Viterbo – Traffico illegale di anabolizzanti e stupefacenti, perquisizioni anche nella Tuscia da parte dei Nas.
Indagati quattro body builder di fama internazionale.
Dalle prime ore di stamane i carabinieri dei nas di Perugia, Roma, Firenze, Ancona, Genova, Milano, Bologna, Latina, Livorno, Parma, Pescara e Viterbo con i colleghi dell’arma territoriale stanno eseguendo in molte province italiane, 34 decreti di perquisizione emessi dalla Procura della Repubblica di Perugia nei confronti di quattro noti body-builder di fama internazionale.
Sono indagati per traffico illegale di farmaci anabolizzanti e stupefacenti.
Dalle prime luci dell’alba, sono oltre duecento i carabinieri dei Nas impegnati nell’eseguire a Perugia, Terni, Massa, La Spezia, Roma, Bologna e Milano che stanno eseguendo decreti di perquisizione nei confronto di quattro indagati, ritenuti responsabili di associazione a delinquere finalizzata alla compravendita illegale e cessione di farmaci anabolizzanti e stupefacenti.
A Spoleto i carabinieri hanno scoperto un garage con all’interno migliaia di confezioni di anabolizzanti e stupefacenti, che sarebbero state nella disponibilità, secondo gli investigatori, di un body builder arrestato.

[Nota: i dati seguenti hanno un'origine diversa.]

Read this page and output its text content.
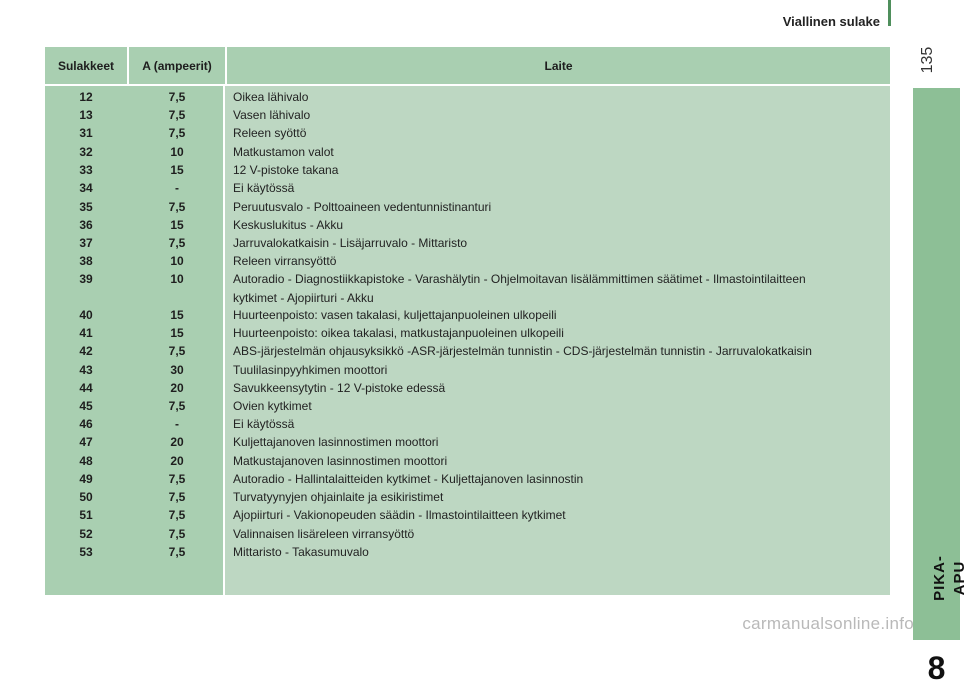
Viallinen sulake
135
PIKA-APU
8
Sulakkeet	A (ampeerit)	Laite
12	7,5	Oikea lähivalo
13	7,5	Vasen lähivalo
31	7,5	Releen syöttö
32	10	Matkustamon valot
33	15	12 V-pistoke takana
34	-	Ei käytössä
35	7,5	Peruutusvalo - Polttoaineen vedentunnistinanturi
36	15	Keskuslukitus - Akku
37	7,5	Jarruvalokatkaisin - Lisäjarruvalo - Mittaristo
38	10	Releen virransyöttö
39	10	Autoradio - Diagnostiikkapistoke - Varashälytin - Ohjelmoitavan lisälämmittimen säätimet - Ilmastointilaitteen
kytkimet - Ajopiirturi - Akku
40	15	Huurteenpoisto: vasen takalasi, kuljettajanpuoleinen ulkopeili
41	15	Huurteenpoisto: oikea takalasi, matkustajanpuoleinen ulkopeili
42	7,5	ABS-järjestelmän ohjausyksikkö -ASR-järjestelmän tunnistin - CDS-järjestelmän tunnistin - Jarruvalokatkaisin
43	30	Tuulilasinpyyhkimen moottori
44	20	Savukkeensytytin - 12 V-pistoke edessä
45	7,5	Ovien kytkimet
46	-	Ei käytössä
47	20	Kuljettajanoven lasinnostimen moottori
48	20	Matkustajanoven lasinnostimen moottori
49	7,5	Autoradio - Hallintalaitteiden kytkimet - Kuljettajanoven lasinnostin
50	7,5	Turvatyynyjen ohjainlaite ja esikiristimet
51	7,5	Ajopiirturi - Vakionopeuden säädin - Ilmastointilaitteen kytkimet
52	7,5	Valinnaisen lisäreleen virransyöttö
53	7,5	Mittaristo - Takasumuvalo
carmanualsonline.info
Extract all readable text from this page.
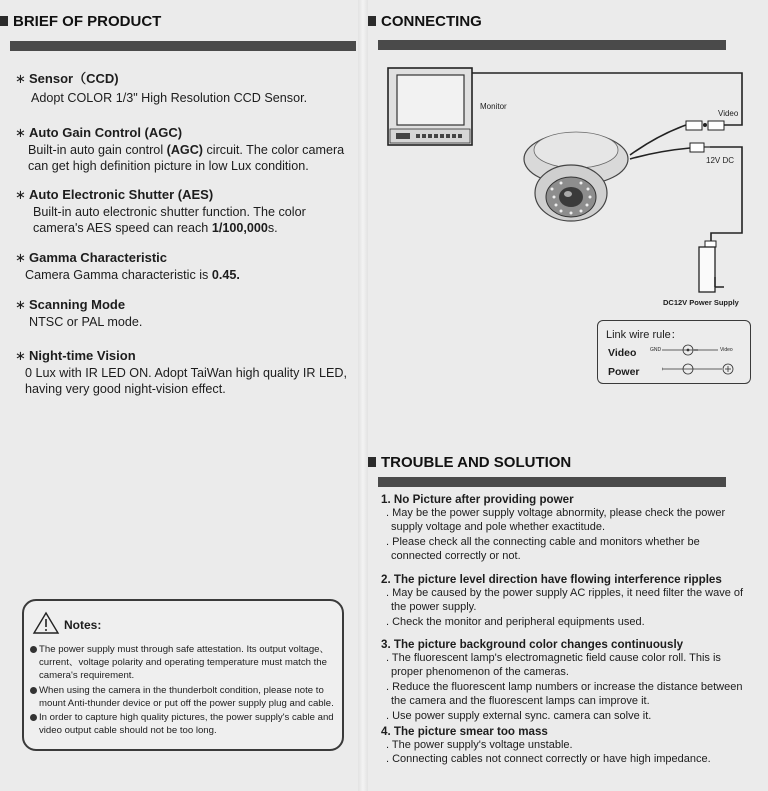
BRIEF OF PRODUCT
∗ Sensor（CCD)
Adopt COLOR 1/3" High Resolution CCD Sensor.
∗ Auto Gain Control (AGC)
Built-in auto gain control (AGC) circuit. The color camera can get high definition picture in low Lux condition.
∗ Auto Electronic Shutter (AES)
Built-in auto electronic shutter function. The color camera's AES speed can reach 1/100,000s.
∗ Gamma Characteristic
Camera Gamma characteristic is 0.45.
∗ Scanning Mode
NTSC or PAL mode.
∗ Night-time Vision
0 Lux with IR LED ON. Adopt TaiWan high quality IR LED, having very good night-vision effect.
Notes:
The power supply must through safe attestation. Its output voltage、 current、voltage polarity and operating temperature must match the camera's requirement.
When using the camera in the thunderbolt condition, please note to mount Anti-thunder device or put off the power supply plug and cable.
In order to capture high quality pictures, the power supply's cable and video output cable should not be too long.
CONNECTING
Monitor
Video
12V DC
DC12V Power Supply
Link wire rule：
Video
Power
GND	Video
TROUBLE AND SOLUTION
1. No Picture after providing power
. May be the power supply voltage abnormity, please check the power supply voltage and pole whether exactitude.
. Please check all the connecting cable and monitors whether be connected correctly or not.
2. The picture level direction have flowing interference ripples
. May be caused by the power supply AC ripples, it need filter the wave of the power supply.
. Check the monitor and peripheral equipments used.
3. The picture background color changes continuously
. The fluorescent lamp's electromagnetic field cause color roll. This is proper phenomenon of the cameras.
. Reduce the fluorescent lamp numbers or increase the distance between the camera and the fluorescent lamps can improve it.
. Use power supply external sync. camera can solve it.
4. The picture smear too mass
. The power supply's voltage unstable.
. Connecting cables not connect correctly or have high impedance.
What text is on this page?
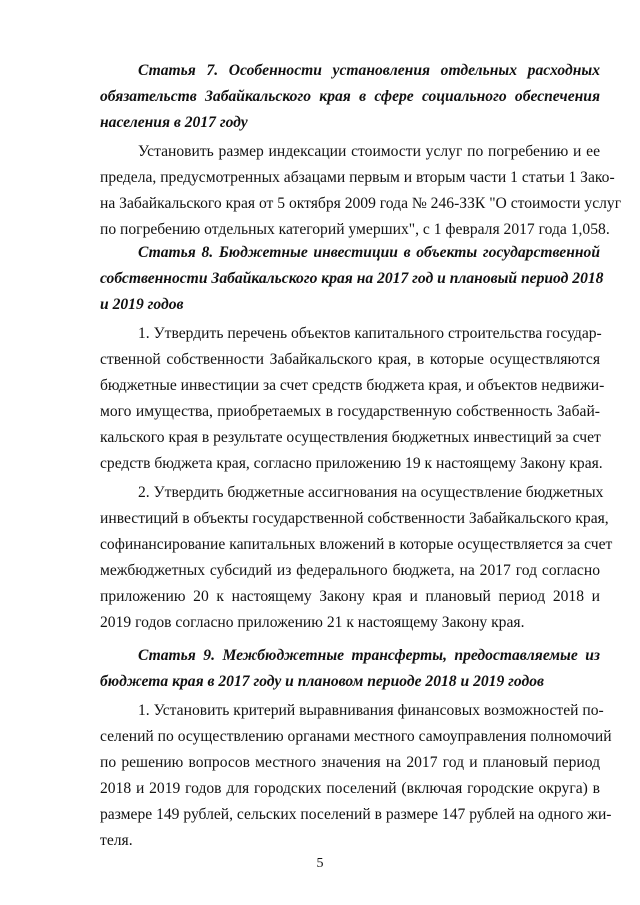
Статья 7. Особенности установления отдельных расходных
обязательств Забайкальского края в сфере социального обеспечения
населения в 2017 году
Установить размер индексации стоимости услуг по погребению и ее
предела, предусмотренных абзацами первым и вторым части 1 статьи 1 Зако-
на Забайкальского края от 5 октября 2009 года № 246-ЗЗК "О стоимости услуг
по погребению отдельных категорий умерших", с 1 февраля 2017 года 1,058.
Статья 8. Бюджетные инвестиции в объекты государственной
собственности Забайкальского края на 2017 год и плановый период 2018
и 2019 годов
1. Утвердить перечень объектов капитального строительства государ-
ственной собственности Забайкальского края, в которые осуществляются
бюджетные инвестиции за счет средств бюджета края, и объектов недвижи-
мого имущества, приобретаемых в государственную собственность Забай-
кальского края в результате осуществления бюджетных инвестиций за счет
средств бюджета края, согласно приложению 19 к настоящему Закону края.
2. Утвердить бюджетные ассигнования на осуществление бюджетных
инвестиций в объекты государственной собственности Забайкальского края,
софинансирование капитальных вложений в которые осуществляется за счет
межбюджетных субсидий из федерального бюджета, на 2017 год согласно
приложению 20 к настоящему Закону края и плановый период 2018 и
2019 годов согласно приложению 21 к настоящему Закону края.
Статья 9. Межбюджетные трансферты, предоставляемые из
бюджета края в 2017 году и плановом периоде 2018 и 2019 годов
1. Установить критерий выравнивания финансовых возможностей по-
селений по осуществлению органами местного самоуправления полномочий
по решению вопросов местного значения на 2017 год и плановый период
2018 и 2019 годов для городских поселений (включая городские округа) в
размере 149 рублей, сельских поселений в размере 147 рублей на одного жи-
теля.
5
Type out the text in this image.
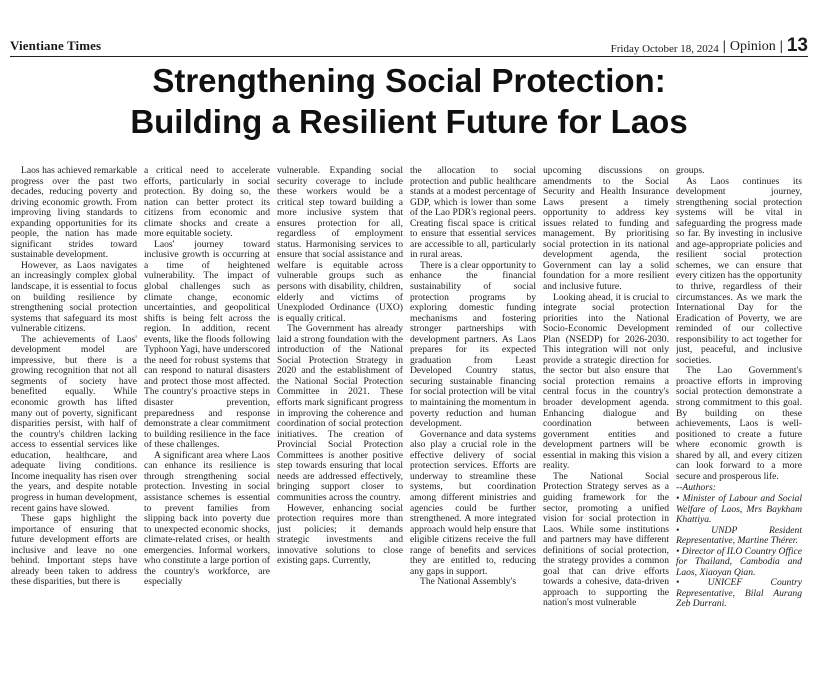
Vientiane Times	Friday October 18, 2024 | Opinion | 13
Strengthening Social Protection:
Building a Resilient Future for Laos

Laos has achieved remarkable progress over the past two decades, reducing poverty and driving economic growth. From improving living standards to expanding opportunities for its people, the nation has made significant strides toward sustainable development.

However, as Laos navigates an increasingly complex global landscape, it is essential to focus on building resilience by strengthening social protection systems that safeguard its most vulnerable citizens.

The achievements of Laos' development model are impressive, but there is a growing recognition that not all segments of society have benefited equally. While economic growth has lifted many out of poverty, significant disparities persist, with half of the country's children lacking access to essential services like education, healthcare, and adequate living conditions. Income inequality has risen over the years, and despite notable progress in human development, recent gains have slowed.

These gaps highlight the importance of ensuring that future development efforts are inclusive and leave no one behind. Important steps have already been taken to address these disparities, but there is

a critical need to accelerate efforts, particularly in social protection. By doing so, the nation can better protect its citizens from economic and climate shocks and create a more equitable society.

Laos' journey toward inclusive growth is occurring at a time of heightened vulnerability. The impact of global challenges such as climate change, economic uncertainties, and geopolitical shifts is being felt across the region. In addition, recent events, like the floods following Typhoon Yagi, have underscored the need for robust systems that can respond to natural disasters and protect those most affected. The country's proactive steps in disaster prevention, preparedness and response demonstrate a clear commitment to building resilience in the face of these challenges.

A significant area where Laos can enhance its resilience is through strengthening social protection. Investing in social assistance schemes is essential to prevent families from slipping back into poverty due to unexpected economic shocks, climate-related crises, or health emergencies. Informal workers, who constitute a large portion of the country's workforce, are especially

vulnerable. Expanding social security coverage to include these workers would be a critical step toward building a more inclusive system that ensures protection for all, regardless of employment status. Harmonising services to ensure that social assistance and welfare is equitable across vulnerable groups such as persons with disability, children, elderly and victims of Unexploded Ordinance (UXO) is equally critical.

The Government has already laid a strong foundation with the introduction of the National Social Protection Strategy in 2020 and the establishment of the National Social Protection Committee in 2021. These efforts mark significant progress in improving the coherence and coordination of social protection initiatives. The creation of Provincial Social Protection Committees is another positive step towards ensuring that local needs are addressed effectively, bringing support closer to communities across the country.

However, enhancing social protection requires more than just policies; it demands strategic investments and innovative solutions to close existing gaps. Currently,

the allocation to social protection and public healthcare stands at a modest percentage of GDP, which is lower than some of the Lao PDR's regional peers. Creating fiscal space is critical to ensure that essential services are accessible to all, particularly in rural areas.

There is a clear opportunity to enhance the financial sustainability of social protection programs by exploring domestic funding mechanisms and fostering stronger partnerships with development partners. As Laos prepares for its expected graduation from Least Developed Country status, securing sustainable financing for social protection will be vital to maintaining the momentum in poverty reduction and human development.

Governance and data systems also play a crucial role in the effective delivery of social protection services. Efforts are underway to streamline these systems, but coordination among different ministries and agencies could be further strengthened. A more integrated approach would help ensure that eligible citizens receive the full range of benefits and services they are entitled to, reducing any gaps in support.

The National Assembly's

upcoming discussions on amendments to the Social Security and Health Insurance Laws present a timely opportunity to address key issues related to funding and management. By prioritising social protection in its national development agenda, the Government can lay a solid foundation for a more resilient and inclusive future.

Looking ahead, it is crucial to integrate social protection priorities into the National Socio-Economic Development Plan (NSEDP) for 2026-2030. This integration will not only provide a strategic direction for the sector but also ensure that social protection remains a central focus in the country's broader development agenda. Enhancing dialogue and coordination between government entities and development partners will be essential in making this vision a reality.

The National Social Protection Strategy serves as a guiding framework for the sector, promoting a unified vision for social protection in Laos. While some institutions and partners may have different definitions of social protection, the strategy provides a common goal that can drive efforts towards a cohesive, data-driven approach to supporting the nation's most vulnerable

groups.

As Laos continues its development journey, strengthening social protection systems will be vital in safeguarding the progress made so far. By investing in inclusive and age-appropriate policies and resilient social protection schemes, we can ensure that every citizen has the opportunity to thrive, regardless of their circumstances. As we mark the International Day for the Eradication of Poverty, we are reminded of our collective responsibility to act together for just, peaceful, and inclusive societies.

The Lao Government's proactive efforts in improving social protection demonstrate a strong commitment to this goal. By building on these achievements, Laos is well-positioned to create a future where economic growth is shared by all, and every citizen can look forward to a more secure and prosperous life.

--Authors:

• Minister of Labour and Social Welfare of Laos, Mrs Baykham Khattiya.

• UNDP Resident Representative, Martine Thérer.

• Director of ILO Country Office for Thailand, Cambodia and Laos, Xiaoyan Qian.

• UNICEF Country Representative, Bilal Aurang Zeb Durrani.
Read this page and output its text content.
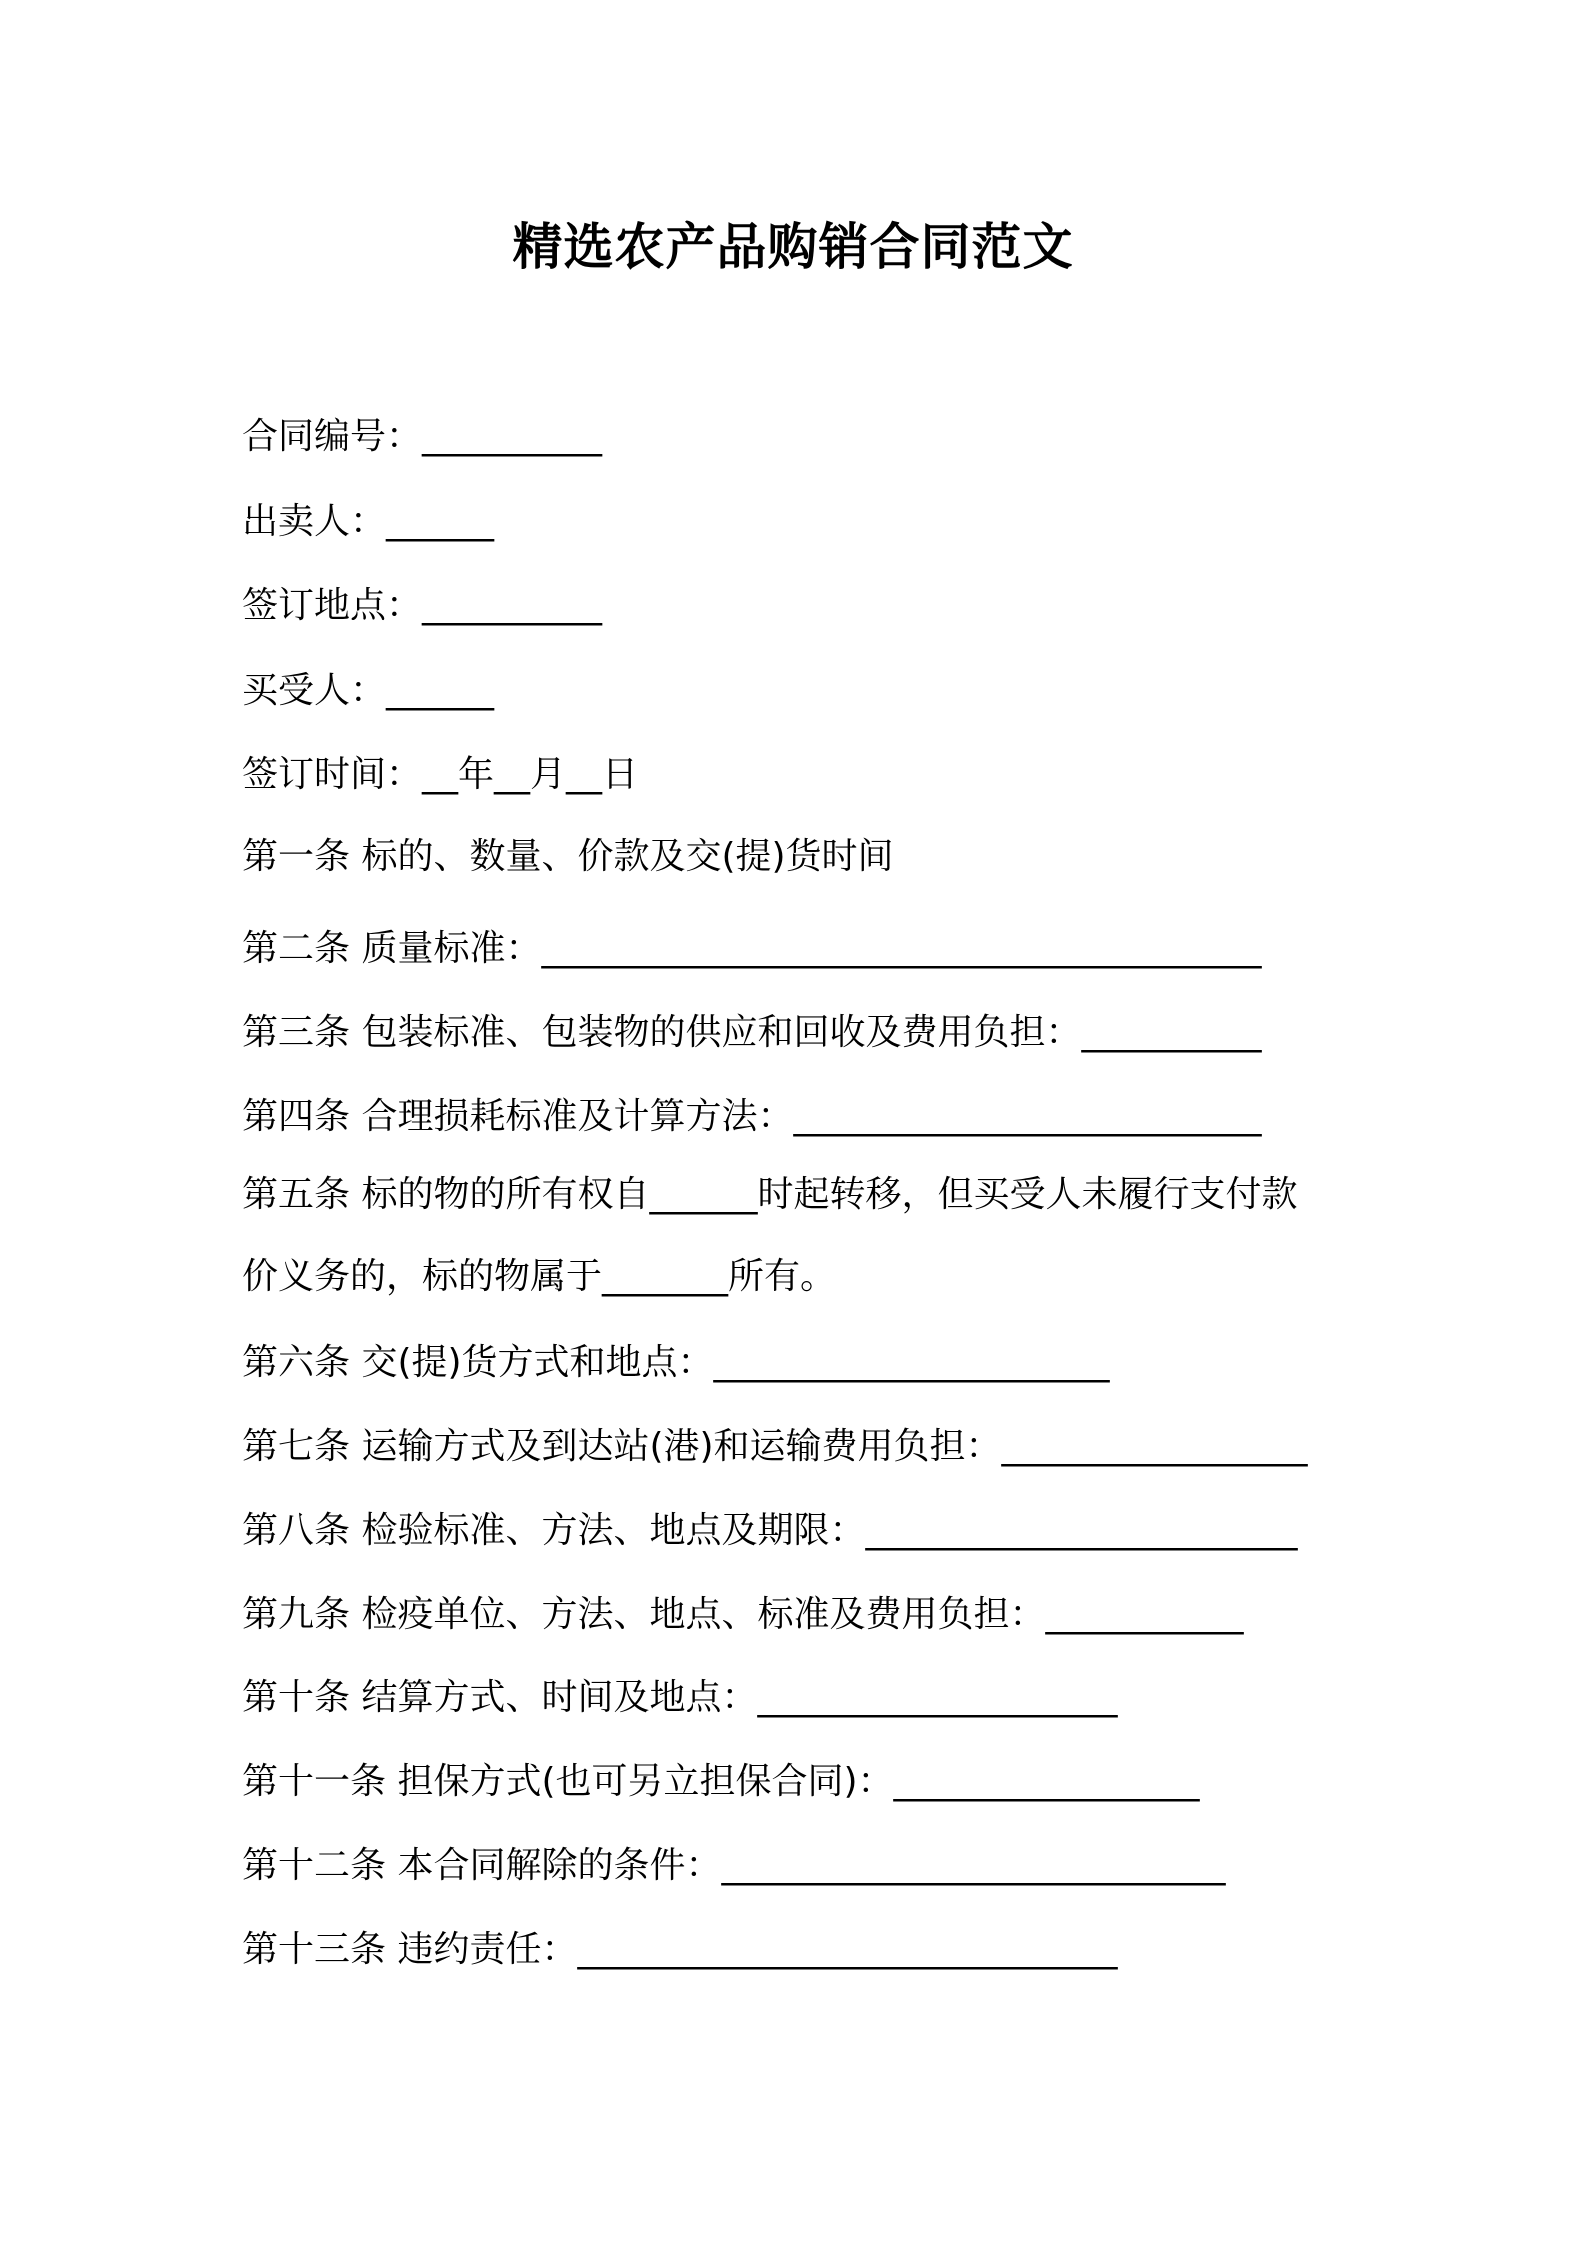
精选农产品购销合同范文
合同编号：__________
出卖人：______
签订地点：__________
买受人：______
签订时间：__年__月__日
第一条 标的、数量、价款及交(提)货时间
第二条 质量标准：________________________________________
第三条 包装标准、包装物的供应和回收及费用负担：__________
第四条 合理损耗标准及计算方法：__________________________
第五条 标的物的所有权自______时起转移，但买受人未履行支付款
价义务的，标的物属于_______所有。
第六条 交(提)货方式和地点：______________________
第七条 运输方式及到达站(港)和运输费用负担：_________________
第八条 检验标准、方法、地点及期限：________________________
第九条 检疫单位、方法、地点、标准及费用负担：___________
第十条 结算方式、时间及地点：____________________
第十一条 担保方式(也可另立担保合同)：_________________
第十二条 本合同解除的条件：____________________________
第十三条 违约责任：______________________________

Il traffico, a quanto accertato dai militari, sarebbe stato gestito da quattro noti body builders e preparatori di fama internazionale. Due residenti a Perugia e due a Massa.
Tramite internet o farmacie, reperivano anabolizzanti e stupefacenti, per poi cederli ad atleti.
I farmaci favorivano la crescita della massa muscolare, ma come sottolienano i Nas, hanno conseguenze anche gravi sulla salute, dall’acne alla ginecomastia, ritenzione idrica, malattie cardiovascolari, fino a patologie tumorali e impotenza.
Rinvenute, durante le 34 perquisizioni, oltre quattromila pasticche, mille fiale e migliaia di confezioni medicinali ad azione anabolizzante.